Ancora una volta abbiamo fatto una ricognizione breve in valtolla in seguito alla precedente effettuata in Agosto 2009 (blog agosto).

Giornata piovosa, nebbiosa, a tratti ventosa e piovviginosa.

 

Siamo partiti, per ovvi motivi, dalla diga di Mignano  e ci siamo subito  diretti a Monastero-Rabbini ….abbiamo  fatto qualche sosta fotografando scorci nebbiosi della vallata mentre, il fondovalle, ci sembrava avvolto nel fumo.

In prossimità della chiesa di Monstero Rabbini, come al solito, gente che chiacchierava amabilmente e attendeva….
La temperatura era sui 7° c…a Piacenza circa 10° c.
molte abitazioni, evidentemente seconde case, sono sembrate chiuse.

Il paesaggio è sempre di quelli emozionanti tanto a Monastero quanto a Taverne con le sue case ben tenute, con il suo bel totem, nei pressi del ponte vecchio, che rappresenta il montanaro agricolo.

Abbiamo proseguito fino al parco provinciale del Monte moria, a 1200 mt.slm, fino all’ albergo ristorante immerso in boschi immensi di castagno, faggio, carpino, rovere.

Non abbiamo notato molte presenze di “ forestieri” e nessuna guardia del parco.
Siamo ridiscesi  e ciu siamo diretti verso Morfasso….anche in questo caso abbiamo scattato foto.

Durante il viaggio abbiamo intravisto le montagne del crinale far capolino tra le nubi….il Menogosa…il Santa Franca…..

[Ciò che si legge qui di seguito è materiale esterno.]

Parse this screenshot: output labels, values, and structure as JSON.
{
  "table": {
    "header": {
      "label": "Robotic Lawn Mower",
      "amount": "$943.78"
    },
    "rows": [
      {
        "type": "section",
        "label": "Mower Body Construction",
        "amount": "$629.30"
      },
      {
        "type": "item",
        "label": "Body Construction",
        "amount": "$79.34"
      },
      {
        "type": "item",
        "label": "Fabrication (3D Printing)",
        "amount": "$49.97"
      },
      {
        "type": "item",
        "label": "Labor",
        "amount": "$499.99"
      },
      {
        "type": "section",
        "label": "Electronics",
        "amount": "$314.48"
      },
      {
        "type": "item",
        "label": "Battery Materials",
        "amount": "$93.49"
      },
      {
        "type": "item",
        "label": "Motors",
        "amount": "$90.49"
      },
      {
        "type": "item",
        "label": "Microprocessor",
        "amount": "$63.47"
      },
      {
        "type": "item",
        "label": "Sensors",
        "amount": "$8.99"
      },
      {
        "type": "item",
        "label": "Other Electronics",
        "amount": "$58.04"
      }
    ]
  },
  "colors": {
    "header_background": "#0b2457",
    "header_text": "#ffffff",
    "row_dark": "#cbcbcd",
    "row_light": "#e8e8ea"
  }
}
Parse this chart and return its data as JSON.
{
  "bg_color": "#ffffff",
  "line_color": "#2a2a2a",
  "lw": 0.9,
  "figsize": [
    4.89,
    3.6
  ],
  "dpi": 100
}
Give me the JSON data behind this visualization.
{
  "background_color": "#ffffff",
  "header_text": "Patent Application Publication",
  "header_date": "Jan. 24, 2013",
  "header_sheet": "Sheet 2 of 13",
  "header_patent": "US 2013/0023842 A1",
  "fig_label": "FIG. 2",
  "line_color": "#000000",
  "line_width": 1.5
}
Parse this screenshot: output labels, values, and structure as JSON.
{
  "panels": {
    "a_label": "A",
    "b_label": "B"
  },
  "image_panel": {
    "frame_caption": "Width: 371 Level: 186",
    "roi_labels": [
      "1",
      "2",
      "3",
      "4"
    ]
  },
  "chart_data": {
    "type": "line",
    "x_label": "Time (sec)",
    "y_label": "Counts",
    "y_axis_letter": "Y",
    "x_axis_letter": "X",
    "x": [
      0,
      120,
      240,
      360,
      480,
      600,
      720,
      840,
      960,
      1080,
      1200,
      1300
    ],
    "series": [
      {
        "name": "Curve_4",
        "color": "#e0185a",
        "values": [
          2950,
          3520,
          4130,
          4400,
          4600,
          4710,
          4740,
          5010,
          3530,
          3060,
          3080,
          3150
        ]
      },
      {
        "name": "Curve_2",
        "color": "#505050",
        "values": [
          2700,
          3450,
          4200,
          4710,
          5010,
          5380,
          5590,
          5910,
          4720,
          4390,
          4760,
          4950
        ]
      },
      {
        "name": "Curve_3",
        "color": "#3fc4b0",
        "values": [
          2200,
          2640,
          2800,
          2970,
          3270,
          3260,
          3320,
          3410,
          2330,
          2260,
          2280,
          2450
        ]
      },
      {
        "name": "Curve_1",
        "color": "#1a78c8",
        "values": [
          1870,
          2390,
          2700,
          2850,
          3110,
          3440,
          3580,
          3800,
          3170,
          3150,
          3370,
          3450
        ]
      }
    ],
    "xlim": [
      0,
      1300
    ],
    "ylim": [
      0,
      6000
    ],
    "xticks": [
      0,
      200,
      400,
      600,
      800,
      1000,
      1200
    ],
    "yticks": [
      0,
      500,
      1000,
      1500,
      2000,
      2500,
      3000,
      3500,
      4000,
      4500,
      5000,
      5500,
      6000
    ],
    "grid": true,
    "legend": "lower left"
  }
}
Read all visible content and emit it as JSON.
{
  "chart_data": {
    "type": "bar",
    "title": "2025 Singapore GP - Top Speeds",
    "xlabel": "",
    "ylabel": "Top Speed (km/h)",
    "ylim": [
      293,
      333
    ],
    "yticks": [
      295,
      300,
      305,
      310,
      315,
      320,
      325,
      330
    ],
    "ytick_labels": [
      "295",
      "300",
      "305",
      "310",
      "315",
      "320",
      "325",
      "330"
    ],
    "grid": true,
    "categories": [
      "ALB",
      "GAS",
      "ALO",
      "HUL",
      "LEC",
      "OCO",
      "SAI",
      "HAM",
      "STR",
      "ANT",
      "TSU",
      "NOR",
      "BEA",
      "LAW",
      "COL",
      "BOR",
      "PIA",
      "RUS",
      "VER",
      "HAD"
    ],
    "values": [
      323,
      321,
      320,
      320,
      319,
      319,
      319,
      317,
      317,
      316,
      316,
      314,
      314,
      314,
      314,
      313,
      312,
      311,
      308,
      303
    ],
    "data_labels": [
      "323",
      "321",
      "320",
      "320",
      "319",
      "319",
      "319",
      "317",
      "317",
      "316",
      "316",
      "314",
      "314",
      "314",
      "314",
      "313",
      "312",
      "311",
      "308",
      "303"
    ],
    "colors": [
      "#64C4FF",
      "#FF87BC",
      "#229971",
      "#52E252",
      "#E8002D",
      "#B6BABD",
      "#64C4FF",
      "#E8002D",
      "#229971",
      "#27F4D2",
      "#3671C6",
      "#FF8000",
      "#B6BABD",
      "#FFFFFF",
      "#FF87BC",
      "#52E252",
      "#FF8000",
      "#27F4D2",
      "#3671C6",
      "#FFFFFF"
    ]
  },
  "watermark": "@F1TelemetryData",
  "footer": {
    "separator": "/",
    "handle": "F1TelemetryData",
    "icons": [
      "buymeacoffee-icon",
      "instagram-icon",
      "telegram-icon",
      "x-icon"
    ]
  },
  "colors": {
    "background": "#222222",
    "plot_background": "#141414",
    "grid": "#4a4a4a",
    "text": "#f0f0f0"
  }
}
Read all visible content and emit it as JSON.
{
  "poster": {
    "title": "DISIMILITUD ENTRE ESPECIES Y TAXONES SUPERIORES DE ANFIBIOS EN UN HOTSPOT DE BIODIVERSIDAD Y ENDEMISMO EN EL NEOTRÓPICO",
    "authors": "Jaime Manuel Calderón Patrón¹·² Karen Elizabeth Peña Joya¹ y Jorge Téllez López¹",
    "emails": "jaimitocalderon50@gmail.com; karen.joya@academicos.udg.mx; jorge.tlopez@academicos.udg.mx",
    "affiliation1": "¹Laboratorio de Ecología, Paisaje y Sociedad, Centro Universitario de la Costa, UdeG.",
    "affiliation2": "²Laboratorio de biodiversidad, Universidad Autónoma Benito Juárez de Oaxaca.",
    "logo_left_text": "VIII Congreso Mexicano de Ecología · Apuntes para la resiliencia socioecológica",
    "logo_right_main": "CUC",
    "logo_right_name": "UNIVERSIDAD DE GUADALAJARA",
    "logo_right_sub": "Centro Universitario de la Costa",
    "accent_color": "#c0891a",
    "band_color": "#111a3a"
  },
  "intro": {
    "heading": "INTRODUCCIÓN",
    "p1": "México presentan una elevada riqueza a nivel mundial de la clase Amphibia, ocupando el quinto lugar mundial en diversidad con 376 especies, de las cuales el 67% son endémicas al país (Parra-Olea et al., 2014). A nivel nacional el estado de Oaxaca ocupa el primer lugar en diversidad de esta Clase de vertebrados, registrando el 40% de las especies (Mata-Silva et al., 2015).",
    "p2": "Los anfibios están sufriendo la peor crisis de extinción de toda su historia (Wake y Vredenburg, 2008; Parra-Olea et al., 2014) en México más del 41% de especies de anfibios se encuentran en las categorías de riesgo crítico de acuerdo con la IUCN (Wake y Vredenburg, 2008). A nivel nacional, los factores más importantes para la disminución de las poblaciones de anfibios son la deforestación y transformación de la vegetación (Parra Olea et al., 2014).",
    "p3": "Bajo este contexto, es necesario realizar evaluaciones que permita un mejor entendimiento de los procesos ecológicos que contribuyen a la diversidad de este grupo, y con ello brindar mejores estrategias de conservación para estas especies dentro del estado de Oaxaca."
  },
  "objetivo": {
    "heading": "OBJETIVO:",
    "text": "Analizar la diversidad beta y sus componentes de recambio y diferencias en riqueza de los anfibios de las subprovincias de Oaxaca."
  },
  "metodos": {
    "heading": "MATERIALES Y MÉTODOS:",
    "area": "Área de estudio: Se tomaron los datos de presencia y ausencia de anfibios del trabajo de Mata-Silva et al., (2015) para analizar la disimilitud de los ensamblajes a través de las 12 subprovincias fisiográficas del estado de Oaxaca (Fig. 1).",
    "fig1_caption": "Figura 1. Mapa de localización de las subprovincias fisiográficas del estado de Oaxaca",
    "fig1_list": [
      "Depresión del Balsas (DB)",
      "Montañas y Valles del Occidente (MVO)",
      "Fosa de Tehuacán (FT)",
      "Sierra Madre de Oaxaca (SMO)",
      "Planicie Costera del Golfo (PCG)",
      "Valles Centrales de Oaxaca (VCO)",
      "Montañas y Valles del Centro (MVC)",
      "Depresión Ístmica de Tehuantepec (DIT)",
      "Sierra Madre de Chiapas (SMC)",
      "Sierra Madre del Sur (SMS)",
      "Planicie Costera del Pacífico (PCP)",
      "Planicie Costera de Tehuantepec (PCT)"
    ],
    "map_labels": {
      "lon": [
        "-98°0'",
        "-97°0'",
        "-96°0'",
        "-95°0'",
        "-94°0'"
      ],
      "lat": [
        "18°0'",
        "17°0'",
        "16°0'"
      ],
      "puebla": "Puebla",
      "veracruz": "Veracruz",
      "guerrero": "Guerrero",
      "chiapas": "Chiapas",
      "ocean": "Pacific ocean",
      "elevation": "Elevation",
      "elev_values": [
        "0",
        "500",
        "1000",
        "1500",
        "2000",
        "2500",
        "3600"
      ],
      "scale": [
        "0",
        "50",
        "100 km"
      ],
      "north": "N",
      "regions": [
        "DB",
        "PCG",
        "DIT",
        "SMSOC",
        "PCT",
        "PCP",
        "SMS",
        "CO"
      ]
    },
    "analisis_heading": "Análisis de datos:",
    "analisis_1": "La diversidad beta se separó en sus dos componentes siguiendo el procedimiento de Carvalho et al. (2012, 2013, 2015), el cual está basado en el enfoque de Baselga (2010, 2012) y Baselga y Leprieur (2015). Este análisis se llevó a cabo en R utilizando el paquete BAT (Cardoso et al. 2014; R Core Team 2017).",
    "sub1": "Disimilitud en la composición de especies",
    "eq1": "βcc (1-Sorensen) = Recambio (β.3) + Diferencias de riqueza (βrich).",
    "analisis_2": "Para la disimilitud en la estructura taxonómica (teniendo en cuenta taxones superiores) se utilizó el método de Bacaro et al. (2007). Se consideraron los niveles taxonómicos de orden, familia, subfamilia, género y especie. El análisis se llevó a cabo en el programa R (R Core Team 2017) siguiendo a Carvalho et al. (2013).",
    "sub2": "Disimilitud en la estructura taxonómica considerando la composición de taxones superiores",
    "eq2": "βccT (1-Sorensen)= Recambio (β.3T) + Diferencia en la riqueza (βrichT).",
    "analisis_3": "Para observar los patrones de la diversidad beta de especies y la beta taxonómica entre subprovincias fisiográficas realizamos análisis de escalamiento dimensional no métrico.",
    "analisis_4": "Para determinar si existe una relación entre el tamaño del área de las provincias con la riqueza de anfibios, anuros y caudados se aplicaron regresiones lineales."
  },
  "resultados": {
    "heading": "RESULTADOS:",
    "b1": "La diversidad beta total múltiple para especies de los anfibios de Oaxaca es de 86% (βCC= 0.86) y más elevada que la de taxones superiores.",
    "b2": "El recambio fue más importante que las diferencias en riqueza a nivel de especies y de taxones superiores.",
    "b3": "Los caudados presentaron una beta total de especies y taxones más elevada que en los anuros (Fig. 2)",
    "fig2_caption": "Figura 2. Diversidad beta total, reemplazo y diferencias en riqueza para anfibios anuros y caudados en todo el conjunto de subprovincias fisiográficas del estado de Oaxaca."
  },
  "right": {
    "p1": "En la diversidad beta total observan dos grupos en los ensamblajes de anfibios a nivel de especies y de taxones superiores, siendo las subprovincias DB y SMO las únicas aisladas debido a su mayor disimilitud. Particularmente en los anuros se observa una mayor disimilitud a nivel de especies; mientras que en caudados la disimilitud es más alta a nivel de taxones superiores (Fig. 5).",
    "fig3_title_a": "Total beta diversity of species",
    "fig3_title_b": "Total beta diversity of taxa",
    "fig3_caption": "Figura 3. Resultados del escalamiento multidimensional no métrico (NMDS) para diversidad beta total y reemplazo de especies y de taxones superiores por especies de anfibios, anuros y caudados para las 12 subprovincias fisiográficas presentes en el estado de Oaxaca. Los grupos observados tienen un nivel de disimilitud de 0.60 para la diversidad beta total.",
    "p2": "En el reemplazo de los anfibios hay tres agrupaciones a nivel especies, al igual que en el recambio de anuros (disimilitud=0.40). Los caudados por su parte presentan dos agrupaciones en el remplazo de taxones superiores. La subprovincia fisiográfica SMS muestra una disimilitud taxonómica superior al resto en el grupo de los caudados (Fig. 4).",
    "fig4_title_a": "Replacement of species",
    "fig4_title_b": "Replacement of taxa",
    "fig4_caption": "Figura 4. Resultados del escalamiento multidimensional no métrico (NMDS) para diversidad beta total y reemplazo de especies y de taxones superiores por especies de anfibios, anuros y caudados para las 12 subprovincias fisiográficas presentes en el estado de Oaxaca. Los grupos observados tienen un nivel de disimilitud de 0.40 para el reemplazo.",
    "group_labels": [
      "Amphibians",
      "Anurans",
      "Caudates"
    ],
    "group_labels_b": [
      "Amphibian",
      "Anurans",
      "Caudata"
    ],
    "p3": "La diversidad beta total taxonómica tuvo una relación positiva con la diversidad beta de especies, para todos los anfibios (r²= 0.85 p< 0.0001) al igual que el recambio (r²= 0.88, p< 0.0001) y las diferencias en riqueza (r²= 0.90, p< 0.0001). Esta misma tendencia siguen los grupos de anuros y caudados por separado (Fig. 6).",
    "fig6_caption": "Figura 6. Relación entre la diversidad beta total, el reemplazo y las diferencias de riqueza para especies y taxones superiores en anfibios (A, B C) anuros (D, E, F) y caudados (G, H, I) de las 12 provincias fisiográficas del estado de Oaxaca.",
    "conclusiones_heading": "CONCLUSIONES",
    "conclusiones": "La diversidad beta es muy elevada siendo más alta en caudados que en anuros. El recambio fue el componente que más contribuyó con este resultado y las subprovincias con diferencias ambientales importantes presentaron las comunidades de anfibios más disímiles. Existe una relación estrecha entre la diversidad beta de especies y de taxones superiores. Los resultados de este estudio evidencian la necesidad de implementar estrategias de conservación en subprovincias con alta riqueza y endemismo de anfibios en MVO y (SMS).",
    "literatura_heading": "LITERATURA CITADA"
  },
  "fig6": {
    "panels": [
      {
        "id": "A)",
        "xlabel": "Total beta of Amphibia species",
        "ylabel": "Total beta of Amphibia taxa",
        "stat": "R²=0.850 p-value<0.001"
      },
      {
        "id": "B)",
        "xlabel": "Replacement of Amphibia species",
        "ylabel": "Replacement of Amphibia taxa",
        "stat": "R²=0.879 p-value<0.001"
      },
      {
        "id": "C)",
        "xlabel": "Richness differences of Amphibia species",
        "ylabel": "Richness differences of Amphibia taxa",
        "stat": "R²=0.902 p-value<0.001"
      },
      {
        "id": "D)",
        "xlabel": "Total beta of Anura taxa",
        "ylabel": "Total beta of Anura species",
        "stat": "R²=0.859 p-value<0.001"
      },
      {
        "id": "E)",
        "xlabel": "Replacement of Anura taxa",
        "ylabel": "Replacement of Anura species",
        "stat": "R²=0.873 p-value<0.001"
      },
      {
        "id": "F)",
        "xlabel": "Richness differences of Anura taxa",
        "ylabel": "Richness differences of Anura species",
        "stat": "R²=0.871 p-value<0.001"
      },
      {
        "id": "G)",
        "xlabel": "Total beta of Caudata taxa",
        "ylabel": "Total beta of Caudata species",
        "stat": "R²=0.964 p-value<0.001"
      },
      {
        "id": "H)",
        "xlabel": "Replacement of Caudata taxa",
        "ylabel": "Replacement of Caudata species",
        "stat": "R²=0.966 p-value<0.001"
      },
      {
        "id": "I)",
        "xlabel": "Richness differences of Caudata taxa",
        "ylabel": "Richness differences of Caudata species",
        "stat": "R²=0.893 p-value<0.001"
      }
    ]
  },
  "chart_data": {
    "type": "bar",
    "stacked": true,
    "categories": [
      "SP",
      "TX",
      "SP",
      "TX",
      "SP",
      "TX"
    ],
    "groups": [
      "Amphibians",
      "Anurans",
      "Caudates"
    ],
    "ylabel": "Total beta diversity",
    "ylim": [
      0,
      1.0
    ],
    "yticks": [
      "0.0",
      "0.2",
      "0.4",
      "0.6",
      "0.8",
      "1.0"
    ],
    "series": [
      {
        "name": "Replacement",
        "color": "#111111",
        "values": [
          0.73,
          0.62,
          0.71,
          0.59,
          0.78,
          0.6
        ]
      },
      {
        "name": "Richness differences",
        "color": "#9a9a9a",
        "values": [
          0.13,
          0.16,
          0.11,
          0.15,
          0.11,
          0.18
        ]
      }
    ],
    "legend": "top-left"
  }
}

In Paese, nella piazza, bar affollati e chiacchiere e poi…. verso Rusteghini scollinando ed  entrando in quella magnifica valle dove nasce e scorre l’Arda.

Questa pezzo di valle che è chiusa tra i monti è, come sempre, molto suggestiva con i suoi borghi presepe e la rocca dei Casali  che la intravedi fino a Sperongia dove abbiamo intravisto anche la nebbia.

Poi giù verso Mignano osservando, dal basso, le imponenti montagne che sovrastano Settesororelle avvolte da nubi basse e nebbia….con il monte palazza che svetterebbe più alto di tutti…ma oggi no.
Dopo Case Bonini abbiamo deviato verso Castelletto, fatta una tappa (d’obbligo) all’antica chiesa di Sant’Andrea … bella e suggestiva come sempre…. con la vista sul ” fumo” che avvolge la valtolla bassa…..giù…giù fino a Lugagnano.

Giunti al bivio per Vezzolacca…abbiamo notato che le fontane rilasciano, è normale, poca acqua…ma di quella sempre buona…..in paese la solita quiete luminosa delle stagioni mezzane, ….la solita vista mozzafiato, oggi sul fumo della valle che ti lascia intravedere…quello che vuoi sognare….

E’ la stagione “ più morta” dell’anno….ma si prepara il Natale che riserva sempre iniziative e sorprese.

Ricordate? Lo scorso anno…di questi tempi nevicava.